The Court of Justice, the highest judiciary power which is located in the Hilaliyya neighborhood in Qamishli, oversees the work of all the People’s Courts in Kurdish areas. It also adjudicates on complaints against judges and prosecutors. Similar to the People’s Court, most workers in the Court of Justice are supporters of the Democratic Society Movement, which Kurdish parties such as Al-Parti and Al-Azadi accuse of monopolizing power.
Many residents turn to the People’s Courts due to its executive power, which it exercises via the Asayish Forces in Western Kurdistan, unlike the government courts whose role has been diminished with the loss of state police power.
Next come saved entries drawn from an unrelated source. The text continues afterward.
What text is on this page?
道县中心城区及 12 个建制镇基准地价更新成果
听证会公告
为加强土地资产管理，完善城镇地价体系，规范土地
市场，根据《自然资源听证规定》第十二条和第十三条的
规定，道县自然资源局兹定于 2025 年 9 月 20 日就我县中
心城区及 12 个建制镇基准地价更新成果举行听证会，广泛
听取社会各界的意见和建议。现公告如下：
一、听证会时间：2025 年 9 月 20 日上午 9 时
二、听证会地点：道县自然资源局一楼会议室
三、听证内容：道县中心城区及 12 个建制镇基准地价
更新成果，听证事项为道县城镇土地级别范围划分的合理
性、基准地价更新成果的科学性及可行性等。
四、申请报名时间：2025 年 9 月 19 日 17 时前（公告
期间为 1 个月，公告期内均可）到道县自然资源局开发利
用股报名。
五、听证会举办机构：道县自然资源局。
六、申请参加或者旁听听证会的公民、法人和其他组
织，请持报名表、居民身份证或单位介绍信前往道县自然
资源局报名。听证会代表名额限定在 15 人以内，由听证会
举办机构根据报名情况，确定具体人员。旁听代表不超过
The People’s Court relies on the Asayish Forces to administer summons, conduct arrests, imprison, and implement its decisions. The Asayish Forces were established at the end of 2012 through a decision by the Kurdish Supreme Committee, which is the highest Kurdish political power representing the most prominent Kurdish political parties.
Asayish Force commanders say they strive to protect civilians and public and private property through patrols in residential and commercial areas. There are no official numbers of the Asayish Forces, but unofficial estimates point to around 20,000 members in most Kurdish areas in the north and north east of Syria controlled by the PYD.
Asayish Forces are usually located in former state police stations in addition to buildings such as the Tobacco Company and the state car garage in Qamishli. Asayish stations are spread all over Qamishli’s neighborhoods except for the Arab-majority Tay neighborhood, where the regime-allied Popular Army is active.
State police have withdrawn from most of the city and now focus on guarding certain important sites that are still under government control, such as the airport and the area’s directorate in Qamishli.
In the past few months, the Asayish Forces established and prisons, such as the small Hilaliya prison west of Qamishli, which is annexed to a police station. Suspects are detained there and interrogated until they are either released or transferred to the Asayish’s prison in Qamishli’s eastern neighbourhood of Suez Canal , which was previously a government building that housed the directorate of agriculture.
The Suez prison currently houses around 20 prisoners, some of whom were already sentenced and others detained pending interrogation and trial. There are reports claiming the Asayish beat some detainees.
A Damascus Bureau correspondent met with some detainees, but was prohibited from talking with them without the presence of security forces.
One detainee, a 24-year-old who gave his name as Hanoush, was arrested after he shot and paralyzed a colleague during an argument.
“I am a fighter with the People’s Protection Units, part of the Democratic Union Party. I returned home for a vacation and was carrying my gun when I got into an argument with a friend. During the fight, I tried to hit him with the butt of my gun and pulled the trigger by accident. The bullet hit his spinal cord,” he said.
Hanoush hopes that the dispute resolution committee of the People’s Court can resolve the matter between his family and his friend’s family.
Qamishli’s residents speak of various errors committed by the Asayish Forces, such as beating detainees or confiscating motorcycles. Government security officer Riyad Abdallah al-Hussein said that an Asayish patrol stopped him at a checkpoint at the end of 2012 and took his motorcycle for reasons he did not understand. He was unable to get it back despite repeated appeals to Asayish leaders in Qamishli.
Riyad’s father went to one of Qamishli’s Asayish stations to retrieve his son’s motorcycle a few months ago, but an official there admonished him sternly, saying that people are losing their lives and homes while he is asking after a motorcycle. Since then, Riyad dropped the issue.
Shiyar Afasheen, the general commander of the Asayish, concedes that some violations do in fact occur in prisons, checkpoints, and during patrols.
“They are individual mistakes that contradict the principles of the Asayish,” he said. Afasheen believes that this is due to inexperience, a lack of training, and the war that Kurdish areas are experiencing.